First, allow me to give you a brief rundown of the five films that Jessica Chastain was featured in throughout the course of 2011:

The Help: In which she plays a hopelessly inept housewife (suffering) who takes the credit for the food and work of her housekeeper played by Octavia Spencer (In her Oscar-winning role.) I written about this film before: not my favorite.

Tree of Life: In which she plays a 1960’s housewife (suffering). A loving wife and mother whose philosophy on life are the crux of the film’s major themes and lie in stark contrast to the beliefs of her husband (played by Brad Pitt.)

Tangent #1: Once in a blue moon there comes a film that perplexes me so fully that I literally have to watch the film over and over again as a sort of punishment or half-assed attempt to understand it. Mulholland Drive was the last film in which this happened. Tree of Life definitely falls under this category. Needless to say, the brief synopsis is pure conjecture and I feel a little stupid even writing it.

Coriolanus: In which she plays the wife (suffering) of the title character (Ralph Fiennes) and most deal with the fact that her husband’s relationship with his mother is a wee bit (to put it lightly) inappropriate.

Tangent #2: I love Shakespeare. One summer, I obsessively read and in some cases reread every single one of his plays. While, I don’t think this is news to anyone, but it bears repeating: Coriolanus, along with Titus Andronicus, may be the toughest to get through.

Take Shelter: In which she plays the wife (suffering) of a man whose laden schizophrenia is slowly bubbling to the surface.

Tangent #3: Man, Michael Sheen is a fucking great actor. If Michael Fassbender not getting an Oscar nomination for “Shame” was the biggest snub of the year, Sheen’s performance in Take Shelter may be the second biggest.

The Debt: In which she plays the younger version of Helen Mirren, who plays a former Israeli Intelligence Agent who has been keeping a very big secret. Oh yeah, and she’s the long-suffering wife of a fellow Intelligence officer.

Tangent #4: I had higher hopes for this movie, given the cast and the pedigree of the filmmakers behind it (Bill Madden directing, a screenplay by Matthew Vaughn.) It’s a perfectly watchable thriller, however, at about the halfway mark of the film, I found myself manicuring my Amazon wish list (It’s compulsive… I hope I’m not alone.)

Wait for it…read it again…see the pattern.

This may seem like I’m the first guy to knock what has been an extraordinary year for the lady, but I’m not. In fact, it’s just opposite. Looking at the broad strokes, the similarities are certainly there, but what Chastain has done with every performance is simply remarkable. She is able with great subtlety and economy to mine the different shades of the human condition as it pertains to women. While she has essentially played the same role in all five films, she has ranged from electric exuberance to unflinching resolve to extreme pain. If watched in succession, it’s not entirely impossible to think of Chastain’s five performances as one large all-encompassing performance.

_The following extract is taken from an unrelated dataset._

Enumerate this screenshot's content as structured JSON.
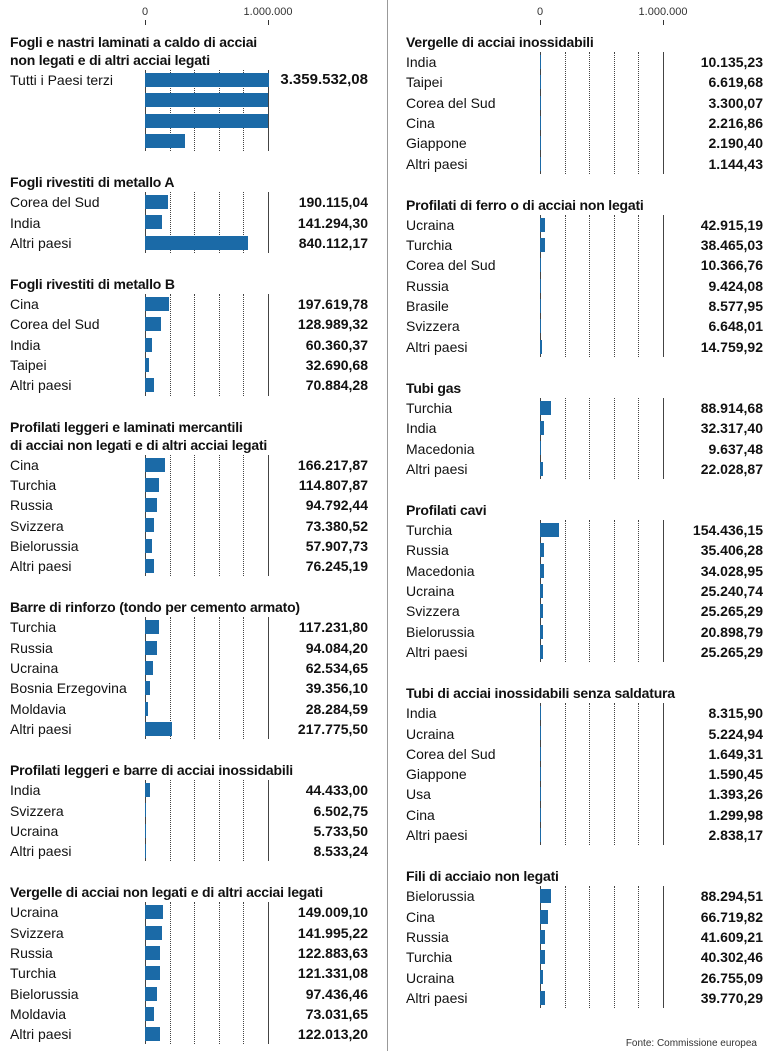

With so much heat around her, the possibilities are endless as are the paychecks. At this point, the fork in the road is upon her. Turn one direction and you go by way of Kate Hudson and make one dispensable romantic comedy after another until you whither away into obscurity and are only known for which rock star you are currently fucking. Turn the other direction and co tine to make interesting choices, win a couple of Oscars and transform into the second coming of Meryl Streep. Selfishly, I hope she chooses the latter. I realize that’s a high bar to set, but after a year like the one Ms. Chastain had, it’s hard not to see it coming. In 2011, Ms. Chastain may very well have painted her masterpiece, what will she do for an encore?